Windsor Star

Trump budget dismays supporter

- STEVE PEOPLES AND CARLA K. JOHNSON The Associated Press

NEW YORK He slept next to his son’s ashes most nights back when Kraig Moss first met Donald Trump.

In a hall packed with Iowa voters, the presidenti­al candidate looked the middle-aged truck driver in the eye and vowed to fight the opioid crisis that killed his only son two years earlier. “He promised me, in honour of my son, that he was going to combat the ongoing heroin epidemic,” Moss said of the January 2016 interactio­n. “He got me hook, line and sinker.”

Moss, an amateur musician, quickly sold enough possession­s to fund a months-long tour of more than 40 Trump rallies, where he serenaded voters with pro-Trump songs. His guitar, and the ashes of his late 24-year-old son, Rob, were always close by.

Trump’s budget released this week would reduce funding for addiction treatment, research and prevention.

The most damaging proposed cut, critics say, is the president’s 10-year plan to shrink spending for Medicaid, which provides coverage to an estimated three in 10 adults with opioid addiction. Members of Congress have said they are unlikely to approve the budget as written.

The blueprint comes weeks after the president celebrated House passage of a Republican health care bill that would dramatical­ly reduce Medicaid coverage, while allowing states to weaken a requiremen­t that private insurance cover addiction treatment.

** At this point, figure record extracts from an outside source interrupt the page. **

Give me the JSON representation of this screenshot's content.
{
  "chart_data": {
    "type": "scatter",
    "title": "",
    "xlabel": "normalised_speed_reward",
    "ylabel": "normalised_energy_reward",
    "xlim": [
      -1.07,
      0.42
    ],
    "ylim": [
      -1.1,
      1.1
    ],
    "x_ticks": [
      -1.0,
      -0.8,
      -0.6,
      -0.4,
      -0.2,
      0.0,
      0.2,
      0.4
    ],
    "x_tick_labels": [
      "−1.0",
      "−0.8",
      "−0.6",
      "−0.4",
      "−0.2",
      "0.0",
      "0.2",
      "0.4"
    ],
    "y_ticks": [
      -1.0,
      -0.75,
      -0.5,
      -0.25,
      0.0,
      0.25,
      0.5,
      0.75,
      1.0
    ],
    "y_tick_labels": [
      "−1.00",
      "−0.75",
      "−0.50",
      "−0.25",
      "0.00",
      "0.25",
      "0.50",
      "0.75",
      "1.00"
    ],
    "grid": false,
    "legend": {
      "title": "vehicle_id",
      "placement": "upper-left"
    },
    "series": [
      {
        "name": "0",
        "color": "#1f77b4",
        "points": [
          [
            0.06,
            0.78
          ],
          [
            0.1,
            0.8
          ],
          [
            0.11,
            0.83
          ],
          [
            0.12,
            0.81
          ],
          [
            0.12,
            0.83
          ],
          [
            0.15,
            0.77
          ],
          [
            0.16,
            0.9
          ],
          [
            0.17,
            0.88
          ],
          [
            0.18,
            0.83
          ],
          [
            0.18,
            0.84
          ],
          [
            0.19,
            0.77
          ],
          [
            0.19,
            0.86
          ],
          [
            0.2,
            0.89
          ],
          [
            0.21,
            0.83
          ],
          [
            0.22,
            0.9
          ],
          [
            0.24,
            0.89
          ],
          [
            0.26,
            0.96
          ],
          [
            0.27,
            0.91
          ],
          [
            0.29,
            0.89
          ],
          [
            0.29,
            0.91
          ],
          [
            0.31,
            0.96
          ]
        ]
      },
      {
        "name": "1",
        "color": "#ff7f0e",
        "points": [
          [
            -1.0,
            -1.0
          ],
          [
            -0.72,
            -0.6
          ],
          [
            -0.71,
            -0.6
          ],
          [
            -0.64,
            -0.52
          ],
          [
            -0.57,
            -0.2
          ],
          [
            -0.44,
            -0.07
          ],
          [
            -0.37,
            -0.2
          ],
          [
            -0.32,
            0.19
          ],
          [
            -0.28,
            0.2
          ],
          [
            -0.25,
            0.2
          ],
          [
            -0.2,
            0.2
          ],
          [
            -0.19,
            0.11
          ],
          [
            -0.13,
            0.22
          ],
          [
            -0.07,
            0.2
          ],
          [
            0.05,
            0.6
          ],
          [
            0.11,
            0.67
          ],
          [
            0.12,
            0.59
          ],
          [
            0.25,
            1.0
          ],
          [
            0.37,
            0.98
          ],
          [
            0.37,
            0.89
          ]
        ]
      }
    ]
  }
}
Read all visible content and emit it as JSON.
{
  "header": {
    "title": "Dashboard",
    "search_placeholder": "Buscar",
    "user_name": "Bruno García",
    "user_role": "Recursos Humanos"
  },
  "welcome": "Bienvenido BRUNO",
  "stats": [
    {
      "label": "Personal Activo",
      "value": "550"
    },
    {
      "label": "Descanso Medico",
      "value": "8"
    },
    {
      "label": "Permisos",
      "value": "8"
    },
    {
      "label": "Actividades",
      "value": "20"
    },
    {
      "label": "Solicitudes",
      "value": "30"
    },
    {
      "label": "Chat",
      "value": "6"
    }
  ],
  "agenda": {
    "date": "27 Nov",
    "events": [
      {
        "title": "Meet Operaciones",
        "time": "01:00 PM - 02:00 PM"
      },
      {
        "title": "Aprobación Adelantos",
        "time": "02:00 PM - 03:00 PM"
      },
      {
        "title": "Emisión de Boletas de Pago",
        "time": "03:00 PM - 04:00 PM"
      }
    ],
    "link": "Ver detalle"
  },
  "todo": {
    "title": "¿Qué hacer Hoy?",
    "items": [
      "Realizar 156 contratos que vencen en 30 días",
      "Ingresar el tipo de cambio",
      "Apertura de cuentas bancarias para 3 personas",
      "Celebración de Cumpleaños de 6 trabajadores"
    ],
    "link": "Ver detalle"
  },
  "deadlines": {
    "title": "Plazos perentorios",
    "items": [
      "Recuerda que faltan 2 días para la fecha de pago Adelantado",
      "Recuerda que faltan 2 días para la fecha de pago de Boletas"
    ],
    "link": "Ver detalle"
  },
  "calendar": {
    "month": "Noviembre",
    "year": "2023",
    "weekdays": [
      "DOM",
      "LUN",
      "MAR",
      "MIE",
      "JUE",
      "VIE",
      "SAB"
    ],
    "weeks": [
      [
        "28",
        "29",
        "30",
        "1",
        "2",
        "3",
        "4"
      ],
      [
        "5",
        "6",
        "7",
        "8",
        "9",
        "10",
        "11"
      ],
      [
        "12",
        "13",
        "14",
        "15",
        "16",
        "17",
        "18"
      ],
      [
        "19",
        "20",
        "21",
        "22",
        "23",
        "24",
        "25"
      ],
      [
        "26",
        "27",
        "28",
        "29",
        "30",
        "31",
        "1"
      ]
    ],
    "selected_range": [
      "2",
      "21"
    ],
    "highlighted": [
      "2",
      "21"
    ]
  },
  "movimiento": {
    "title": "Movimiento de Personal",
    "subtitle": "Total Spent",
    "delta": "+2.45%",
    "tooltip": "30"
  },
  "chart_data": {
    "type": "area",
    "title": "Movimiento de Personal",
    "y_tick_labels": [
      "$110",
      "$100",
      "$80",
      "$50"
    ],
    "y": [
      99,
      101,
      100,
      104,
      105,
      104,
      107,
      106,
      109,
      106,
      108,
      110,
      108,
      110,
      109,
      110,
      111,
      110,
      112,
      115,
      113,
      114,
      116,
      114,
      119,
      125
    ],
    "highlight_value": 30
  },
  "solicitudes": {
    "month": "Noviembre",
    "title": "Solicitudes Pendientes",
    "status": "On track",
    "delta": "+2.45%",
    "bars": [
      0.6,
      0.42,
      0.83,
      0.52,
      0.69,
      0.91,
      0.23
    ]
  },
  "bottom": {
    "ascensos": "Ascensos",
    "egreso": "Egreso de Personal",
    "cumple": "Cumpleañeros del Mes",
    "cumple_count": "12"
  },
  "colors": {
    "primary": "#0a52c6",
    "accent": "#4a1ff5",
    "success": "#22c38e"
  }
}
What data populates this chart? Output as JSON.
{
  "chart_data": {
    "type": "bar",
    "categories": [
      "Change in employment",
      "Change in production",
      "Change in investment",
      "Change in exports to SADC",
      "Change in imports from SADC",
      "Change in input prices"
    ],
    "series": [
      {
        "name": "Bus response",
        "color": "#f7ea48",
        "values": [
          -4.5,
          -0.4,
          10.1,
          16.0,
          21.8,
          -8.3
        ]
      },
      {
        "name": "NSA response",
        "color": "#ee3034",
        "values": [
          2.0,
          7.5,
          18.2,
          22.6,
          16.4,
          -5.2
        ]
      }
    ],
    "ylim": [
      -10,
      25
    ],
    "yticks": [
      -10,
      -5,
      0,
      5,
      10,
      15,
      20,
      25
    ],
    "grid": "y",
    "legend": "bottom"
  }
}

A Congressio­nal Budget Office report on Wednesday said a patient’s cost of substance abuse services could increase by thousands of dollars a year in states that chose to weaken coverage requiremen­ts.

Some see the moves as a painful betrayal of Americans whose families have been devastated by addiction and trusted the president’s repeated pledges to make them a priority once in office. Trump’s budget priorities focus on tax cuts, military spending and border security with massive cuts to programs for the poor and disabled.

Those most frustrated include parents who shared their stories with Trump.

“We want to help those who have become so badly addicted,” Trump insisted during a late-March “listening session” on opioid and drug abuse at the White House.

During the roundtable, Trump opened up about his father’s struggle with alcoholism. It was enough to convince skeptics in the room he was serious about an epidemic the Centers for Disease Control and Prevention says kills 91 Americans each day.

Trump has tapped New Jersey Gov. Chris Christie to lead a task force to combat the opioid crisis. Trump’s budget request, however, raises questions about whether he’s committed to new programs.

In some cases, the budget would maintain funding levels, such as US$1.85 billion for block grants to states that provide addiction treatment for 2.5 million Americans. Funding has been flat for a decade, and advocates say the grants have lost more than $480 million in purchasing power over that time because of inflation.

Trump also would cut funding for addiction research and eliminate support for the training of addiction profession­als.

He wants to cut prevention programs by more than 30 per cent, according to one advocacy group’s analysis. Trump would cut millions of dollars of federal support of drug courts, prescripti­on drug monitoring programs and state programs aimed at prescripti­on drug overdoses.

The sense of betrayal is perhaps deeper for Moss, 58, who devoted much of last year to promoting Trump’s candidacy.

He’s back to driving trucks from his home in Owego, N.Y.

“Maybe I felt by combating the heroin epidemic that was going to make me feel complete, as far as losing my son and being able to move on,” Moss said.

“And maybe that’s why it feels like such a letdown he’s not fulfilling his promises.”